Veamos las posturas de las llamadas plataformas transversales.

 

HazteOír.org, a través de una web específica, www.votano.org, se ha decantado con vigor en esa dirección, desconcertando a quienes asociaban a esta entidad, en líneas generales, con el Partido Popular; evidenciando, en cualquier caso, un cierto divorcio entre los dirigentes y estructura del partido con sectores de su electorado tradicional.

 

            E-Cristians, dada su naturaleza, no promueve otra postura que no sea la de difusión de los pronunciamientos de la Iglesia al respecto; por ello, como tal entidad, no se ha manifestado expresamente por una alternativa u otra. No obstante, alguno de sus impulsores se ha manifestado a título personal a favor del sí.

 

Foro Arbil es otra de las entidades que se ha decantado, de forma particularmente clara y contundente en su web, por el voto negativo.

 

Por su parte, el Foro Español de la Familia y el Pacto por los Derechos y las Libertades, entidades que aglutinan sectorialmente buena parte del asociacionismo de base del catolicismo social español, no han adoptado una postura concreta, probablemente, por no considerarlo de su competencia.

 

Por lo que se refiere a medios de comunicación católicos, también éstos se han hecho eco de las diversas posturas.

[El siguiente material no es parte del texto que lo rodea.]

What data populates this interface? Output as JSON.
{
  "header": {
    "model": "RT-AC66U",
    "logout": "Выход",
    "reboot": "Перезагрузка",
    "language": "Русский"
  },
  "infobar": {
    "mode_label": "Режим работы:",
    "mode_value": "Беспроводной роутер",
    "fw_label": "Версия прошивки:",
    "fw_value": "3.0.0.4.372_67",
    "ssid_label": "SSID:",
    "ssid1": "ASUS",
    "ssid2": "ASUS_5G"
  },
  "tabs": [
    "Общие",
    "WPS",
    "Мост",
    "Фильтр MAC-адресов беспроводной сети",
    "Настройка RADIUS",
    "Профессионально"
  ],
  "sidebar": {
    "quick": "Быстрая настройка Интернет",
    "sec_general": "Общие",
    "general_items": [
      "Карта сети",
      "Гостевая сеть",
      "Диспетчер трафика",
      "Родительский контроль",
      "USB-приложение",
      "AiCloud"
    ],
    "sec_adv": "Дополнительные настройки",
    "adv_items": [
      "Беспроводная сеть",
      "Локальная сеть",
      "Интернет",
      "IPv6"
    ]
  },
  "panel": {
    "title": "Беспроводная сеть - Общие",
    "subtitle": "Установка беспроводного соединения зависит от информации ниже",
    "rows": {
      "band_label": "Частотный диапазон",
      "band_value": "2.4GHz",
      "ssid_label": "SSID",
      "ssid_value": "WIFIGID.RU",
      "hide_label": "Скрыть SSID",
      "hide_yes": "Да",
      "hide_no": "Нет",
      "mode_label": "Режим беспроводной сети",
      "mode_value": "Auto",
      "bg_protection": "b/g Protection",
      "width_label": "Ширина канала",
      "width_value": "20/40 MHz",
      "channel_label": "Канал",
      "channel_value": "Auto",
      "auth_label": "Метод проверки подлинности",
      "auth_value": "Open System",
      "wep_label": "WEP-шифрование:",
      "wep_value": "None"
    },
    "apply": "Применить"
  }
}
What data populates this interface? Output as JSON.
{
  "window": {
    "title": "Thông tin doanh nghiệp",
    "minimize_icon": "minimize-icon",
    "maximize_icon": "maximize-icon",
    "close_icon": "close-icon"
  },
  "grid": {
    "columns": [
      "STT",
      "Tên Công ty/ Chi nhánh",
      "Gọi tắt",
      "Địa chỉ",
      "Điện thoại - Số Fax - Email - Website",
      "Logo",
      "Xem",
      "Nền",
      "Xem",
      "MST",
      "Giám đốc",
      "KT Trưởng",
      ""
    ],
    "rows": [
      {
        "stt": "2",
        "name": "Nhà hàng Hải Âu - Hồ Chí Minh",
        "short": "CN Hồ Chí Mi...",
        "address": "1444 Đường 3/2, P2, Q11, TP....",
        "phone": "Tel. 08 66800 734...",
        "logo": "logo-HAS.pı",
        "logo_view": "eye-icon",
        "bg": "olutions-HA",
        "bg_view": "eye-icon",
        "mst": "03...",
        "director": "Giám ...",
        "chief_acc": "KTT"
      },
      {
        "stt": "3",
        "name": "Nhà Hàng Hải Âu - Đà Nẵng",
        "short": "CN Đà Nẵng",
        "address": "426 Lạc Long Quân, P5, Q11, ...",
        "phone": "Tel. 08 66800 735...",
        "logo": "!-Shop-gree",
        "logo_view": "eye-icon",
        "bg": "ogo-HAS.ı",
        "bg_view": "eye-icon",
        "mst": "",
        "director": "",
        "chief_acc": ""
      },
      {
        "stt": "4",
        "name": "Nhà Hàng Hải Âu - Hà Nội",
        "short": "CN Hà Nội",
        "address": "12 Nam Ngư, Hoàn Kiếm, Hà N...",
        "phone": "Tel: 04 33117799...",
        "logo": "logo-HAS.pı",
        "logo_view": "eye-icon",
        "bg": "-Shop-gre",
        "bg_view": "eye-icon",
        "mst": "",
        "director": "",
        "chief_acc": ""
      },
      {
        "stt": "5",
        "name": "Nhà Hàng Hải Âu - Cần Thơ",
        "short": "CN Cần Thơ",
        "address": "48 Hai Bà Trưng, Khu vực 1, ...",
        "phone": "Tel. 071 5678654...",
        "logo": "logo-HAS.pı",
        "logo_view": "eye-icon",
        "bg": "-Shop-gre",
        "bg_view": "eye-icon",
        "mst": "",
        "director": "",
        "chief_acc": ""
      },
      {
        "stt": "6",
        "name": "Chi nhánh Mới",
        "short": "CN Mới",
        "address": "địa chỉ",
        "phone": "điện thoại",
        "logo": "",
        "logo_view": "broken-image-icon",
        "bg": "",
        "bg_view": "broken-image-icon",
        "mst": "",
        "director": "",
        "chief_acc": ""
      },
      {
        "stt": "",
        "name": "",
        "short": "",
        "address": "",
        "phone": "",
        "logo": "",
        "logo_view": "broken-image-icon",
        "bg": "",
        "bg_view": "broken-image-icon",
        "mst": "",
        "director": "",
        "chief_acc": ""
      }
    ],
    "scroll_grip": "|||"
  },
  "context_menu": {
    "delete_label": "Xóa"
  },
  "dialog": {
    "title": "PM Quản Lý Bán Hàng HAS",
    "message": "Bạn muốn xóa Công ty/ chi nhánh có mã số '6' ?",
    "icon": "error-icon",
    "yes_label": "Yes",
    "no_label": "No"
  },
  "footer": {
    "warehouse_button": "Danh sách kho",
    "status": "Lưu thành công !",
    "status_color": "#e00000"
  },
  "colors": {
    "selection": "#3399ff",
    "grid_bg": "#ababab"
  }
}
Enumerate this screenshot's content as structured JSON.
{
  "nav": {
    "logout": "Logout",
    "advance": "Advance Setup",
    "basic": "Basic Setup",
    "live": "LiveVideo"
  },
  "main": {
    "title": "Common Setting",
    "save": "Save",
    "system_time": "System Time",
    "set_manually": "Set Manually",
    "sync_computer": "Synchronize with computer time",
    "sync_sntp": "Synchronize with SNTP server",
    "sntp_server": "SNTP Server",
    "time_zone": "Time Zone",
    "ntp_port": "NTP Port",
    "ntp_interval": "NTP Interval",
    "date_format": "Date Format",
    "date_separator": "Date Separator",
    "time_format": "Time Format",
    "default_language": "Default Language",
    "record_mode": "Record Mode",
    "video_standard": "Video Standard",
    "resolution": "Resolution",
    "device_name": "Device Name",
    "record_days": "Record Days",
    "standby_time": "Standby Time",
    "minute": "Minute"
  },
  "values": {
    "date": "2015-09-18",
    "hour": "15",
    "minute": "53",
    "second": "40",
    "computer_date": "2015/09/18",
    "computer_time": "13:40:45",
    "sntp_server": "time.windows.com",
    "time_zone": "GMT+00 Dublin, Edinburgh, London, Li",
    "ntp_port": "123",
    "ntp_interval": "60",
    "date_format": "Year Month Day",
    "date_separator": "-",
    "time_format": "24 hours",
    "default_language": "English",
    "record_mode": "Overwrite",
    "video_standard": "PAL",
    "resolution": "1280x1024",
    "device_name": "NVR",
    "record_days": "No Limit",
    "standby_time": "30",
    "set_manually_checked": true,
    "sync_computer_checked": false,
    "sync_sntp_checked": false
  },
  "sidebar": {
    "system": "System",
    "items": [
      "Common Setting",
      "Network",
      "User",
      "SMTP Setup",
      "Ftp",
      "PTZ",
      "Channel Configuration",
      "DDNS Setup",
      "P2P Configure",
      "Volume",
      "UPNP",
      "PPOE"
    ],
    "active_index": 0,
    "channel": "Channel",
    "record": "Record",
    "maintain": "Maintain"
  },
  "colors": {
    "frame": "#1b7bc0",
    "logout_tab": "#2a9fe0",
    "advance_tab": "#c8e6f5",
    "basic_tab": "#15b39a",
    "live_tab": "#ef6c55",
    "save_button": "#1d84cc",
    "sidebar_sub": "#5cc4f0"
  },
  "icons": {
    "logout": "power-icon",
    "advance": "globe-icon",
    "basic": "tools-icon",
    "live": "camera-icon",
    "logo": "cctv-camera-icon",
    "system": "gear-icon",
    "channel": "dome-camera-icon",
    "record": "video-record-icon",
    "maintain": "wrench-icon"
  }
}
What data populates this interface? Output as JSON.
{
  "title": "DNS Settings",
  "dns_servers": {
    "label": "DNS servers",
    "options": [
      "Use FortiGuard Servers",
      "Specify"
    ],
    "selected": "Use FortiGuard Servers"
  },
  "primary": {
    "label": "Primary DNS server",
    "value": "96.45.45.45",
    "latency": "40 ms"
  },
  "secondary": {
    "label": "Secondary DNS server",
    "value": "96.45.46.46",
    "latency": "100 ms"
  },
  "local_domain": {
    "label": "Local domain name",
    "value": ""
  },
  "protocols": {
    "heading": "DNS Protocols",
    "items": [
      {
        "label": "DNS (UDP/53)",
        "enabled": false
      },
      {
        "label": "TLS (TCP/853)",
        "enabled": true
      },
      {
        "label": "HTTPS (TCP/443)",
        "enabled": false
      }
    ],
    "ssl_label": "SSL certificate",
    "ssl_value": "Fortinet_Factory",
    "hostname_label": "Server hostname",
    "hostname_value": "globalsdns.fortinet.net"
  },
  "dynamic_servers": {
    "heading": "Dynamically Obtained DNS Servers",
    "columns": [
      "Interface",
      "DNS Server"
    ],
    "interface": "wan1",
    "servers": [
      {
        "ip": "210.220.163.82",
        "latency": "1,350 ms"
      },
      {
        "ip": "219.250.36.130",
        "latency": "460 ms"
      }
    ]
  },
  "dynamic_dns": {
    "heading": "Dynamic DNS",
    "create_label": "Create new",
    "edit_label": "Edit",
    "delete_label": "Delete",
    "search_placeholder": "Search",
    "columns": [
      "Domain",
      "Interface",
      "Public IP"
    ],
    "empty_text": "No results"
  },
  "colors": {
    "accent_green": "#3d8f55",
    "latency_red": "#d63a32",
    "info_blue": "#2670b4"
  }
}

Así, por ejemplo, www.forumlibertas.com, en su editorial de 13 de enero, recordaba las razones esgrimidas en favor del sí y las alegadas por el no, reforzadas las últimas por la actitud del Gobierno socialista en su intento de uso de la convocatoria como éxito de partido. El documento finalizaba proponiendo la reflexión en torno a otra opción, posible el día 20 de febrero, cuyo efecto sería análogo, a su juicio al voto negativo, salvando la voluntad e identidad europeístas de los católicos: la abstención activa. De esta manera, este órgano digital nacido en su día a impulsos de e-Cristians, parece decantarse por la abstención activa. También Iglesia Digital (en www.libertaddigital.com) se ha hecho eco de opiniones partidarias, tanto del sí, como del no, al igual que los semanarios Alba, Paraula, etc. Igualmente, cadena COPE, en sus programas estrella (La mañana, La tarde con Cristina, La linterna), ha dado cancha a partidarios decididos de ambas posiciones.

 

Fractura en el catolicismo social.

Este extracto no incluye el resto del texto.